The Frankie Howerd Show, 1964
When ‘Hancock’ came to an end in 1961, writers Ray Galton and Alan Simpson had struck up a friendship with Frankie Howerd.
With the writers now free to persue new projects the BBC were keen to know what they had planed next. Galton and Simpson wanted to write for Howerd. Head of BBC comedy Tom Sloan wasn’t keen, but did not want to loose a succesful writing team. Sloan told the two writers that Frankie Howerd had had his day and to forget the idea. To prove his point, he produced graphs showing the low ratings for Howerd’s last series.
Galton and Simpson went on to write the first two series of Comedy Playhouse. Frankie Howerd went on to stage a emarkable career comeback.
In 1964 the opportunity arose to write a series for Howerd. Still keen Galton and Simpson wrote The Frankie Howerd Show.
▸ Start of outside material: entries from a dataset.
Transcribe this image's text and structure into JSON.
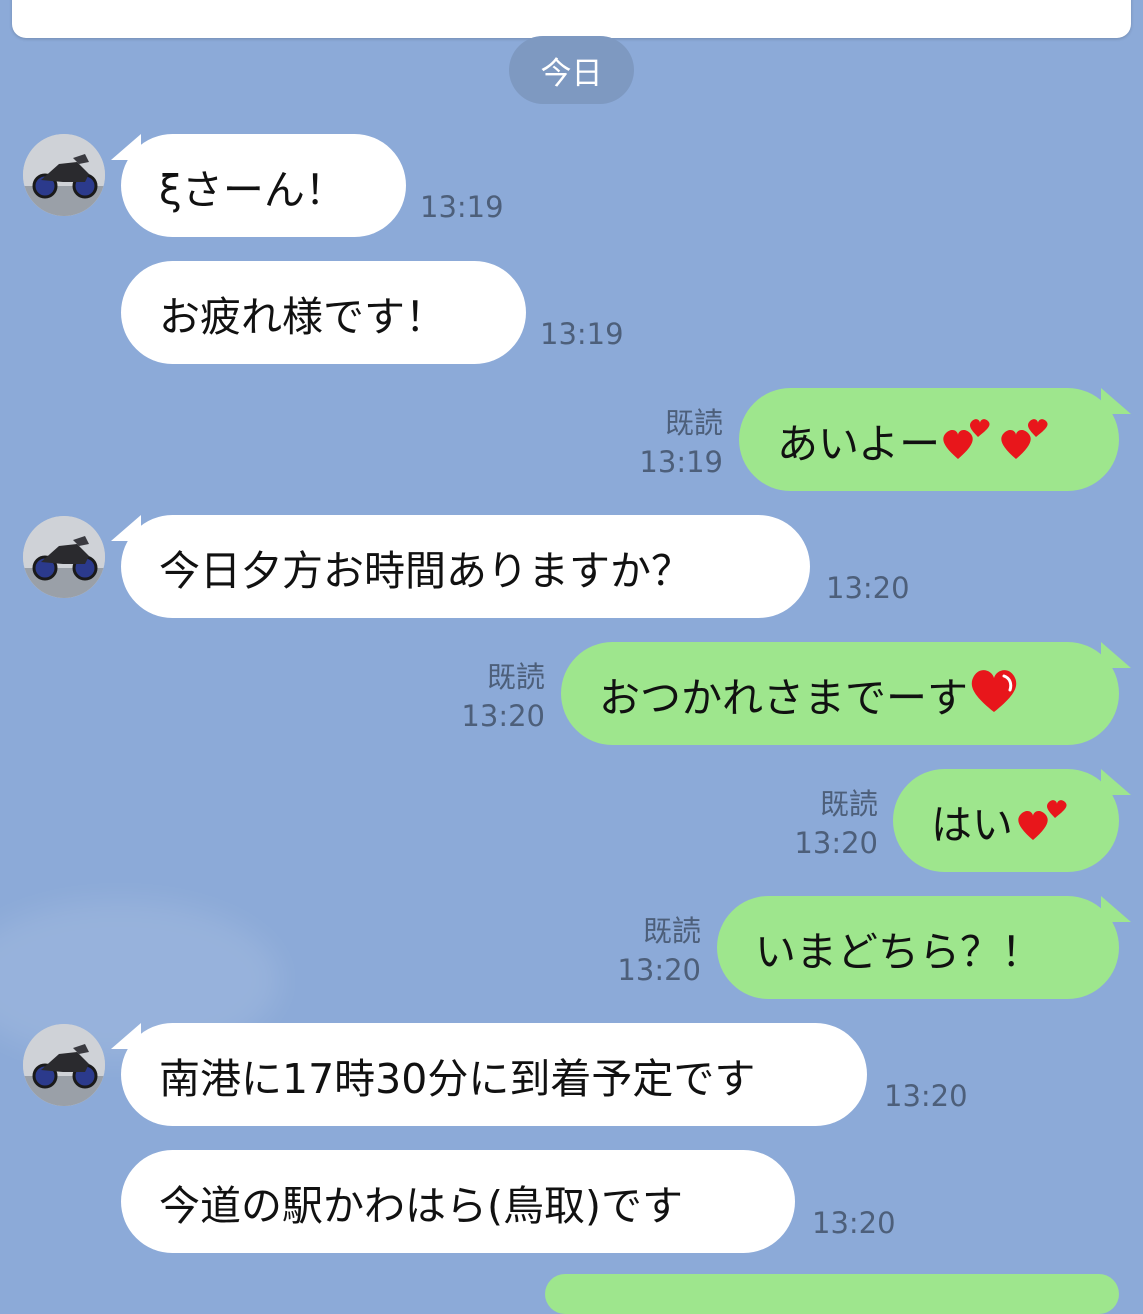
{
  "date_label": "今日",
  "messages": [
    {
      "dir": "in",
      "text": "ξさーん！",
      "time": "13:19"
    },
    {
      "dir": "in",
      "text": "お疲れ様です！",
      "time": "13:19"
    },
    {
      "dir": "out",
      "text": "あいよー",
      "read": "既読",
      "time": "13:19",
      "emoji": "two-hearts-icon"
    },
    {
      "dir": "in",
      "text": "今日夕方お時間ありますか？",
      "time": "13:20"
    },
    {
      "dir": "out",
      "text": "おつかれさまでーす",
      "read": "既読",
      "time": "13:20",
      "emoji": "heart-icon"
    },
    {
      "dir": "out",
      "text": "はい",
      "read": "既読",
      "time": "13:20",
      "emoji": "two-hearts-icon"
    },
    {
      "dir": "out",
      "text": "いまどちら？！",
      "read": "既読",
      "time": "13:20"
    },
    {
      "dir": "in",
      "text": "南港に17時30分に到着予定です",
      "time": "13:20"
    },
    {
      "dir": "in",
      "text": "今道の駅かわはら(鳥取)です",
      "time": "13:20"
    }
  ],
  "colors": {
    "background": "#8caad8",
    "incoming_bubble": "#ffffff",
    "outgoing_bubble": "#9ee68d",
    "heart": "#e8161b"
  }
}
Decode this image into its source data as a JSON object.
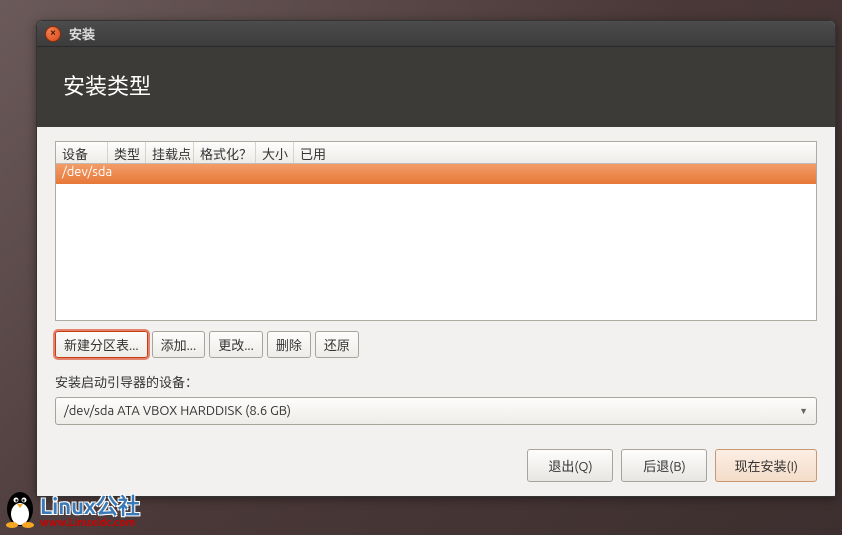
{
  "window": {
    "title": "安装"
  },
  "header": {
    "title": "安装类型"
  },
  "table": {
    "columns": [
      "设备",
      "类型",
      "挂载点",
      "格式化？",
      "大小",
      "已用"
    ],
    "rows": [
      {
        "device": "/dev/sda",
        "type": "",
        "mount": "",
        "format": "",
        "size": "",
        "used": "",
        "selected": true
      }
    ]
  },
  "buttons": {
    "new_table": "新建分区表...",
    "add": "添加...",
    "change": "更改...",
    "delete": "删除",
    "revert": "还原"
  },
  "bootloader": {
    "label": "安装启动引导器的设备：",
    "value": "/dev/sda  ATA VBOX HARDDISK (8.6 GB)"
  },
  "footer": {
    "quit": "退出(Q)",
    "back": "后退(B)",
    "install": "现在安装(I)"
  },
  "watermark": {
    "title": "Linux公社",
    "url": "www.Linuxidc.com"
  }
}
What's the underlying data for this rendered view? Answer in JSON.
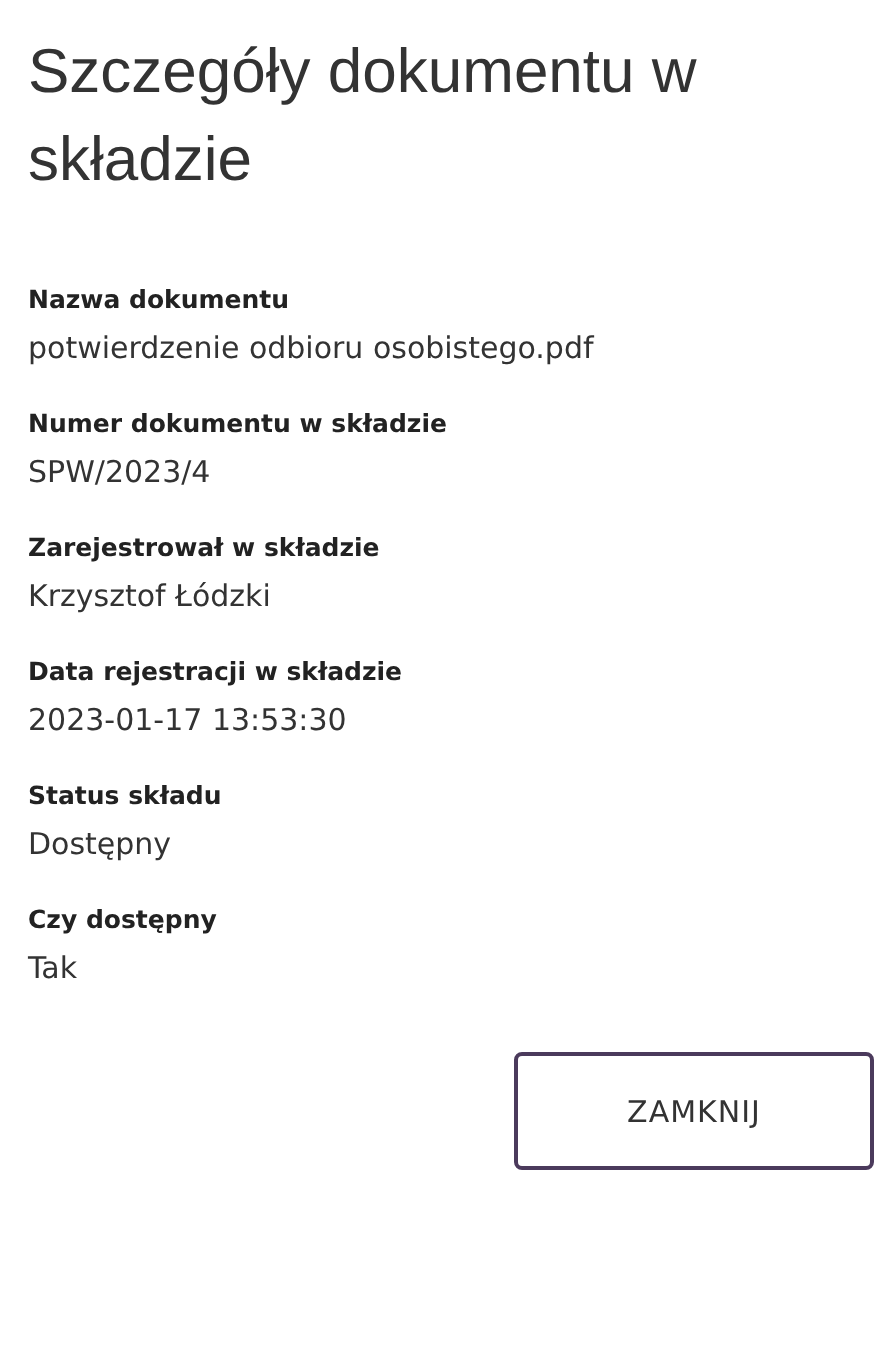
{
  "title": "Szczegóły dokumentu w składzie",
  "fields": [
    {
      "label": "Nazwa dokumentu",
      "value": "potwierdzenie odbioru osobistego.pdf"
    },
    {
      "label": "Numer dokumentu w składzie",
      "value": "SPW/2023/4"
    },
    {
      "label": "Zarejestrował w składzie",
      "value": "Krzysztof Łódzki"
    },
    {
      "label": "Data rejestracji w składzie",
      "value": "2023-01-17 13:53:30"
    },
    {
      "label": "Status składu",
      "value": "Dostępny"
    },
    {
      "label": "Czy dostępny",
      "value": "Tak"
    }
  ],
  "buttons": [
    "ZAMKNIJ"
  ]
}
It ran for twelve episodes over two series.
The series format was not too dis-similar to ‘Hancock’s Half-Hour’.
Howerd plays ‘Francis Howerd’, an exaggerated version of himself, a humble comedian with aspirations of becoming an international star.
Each edition would begin with Frankie addressing the audience directly, before relating a personal experience which would be told in flashback.
Each week he would be aided and abetted by various star guests.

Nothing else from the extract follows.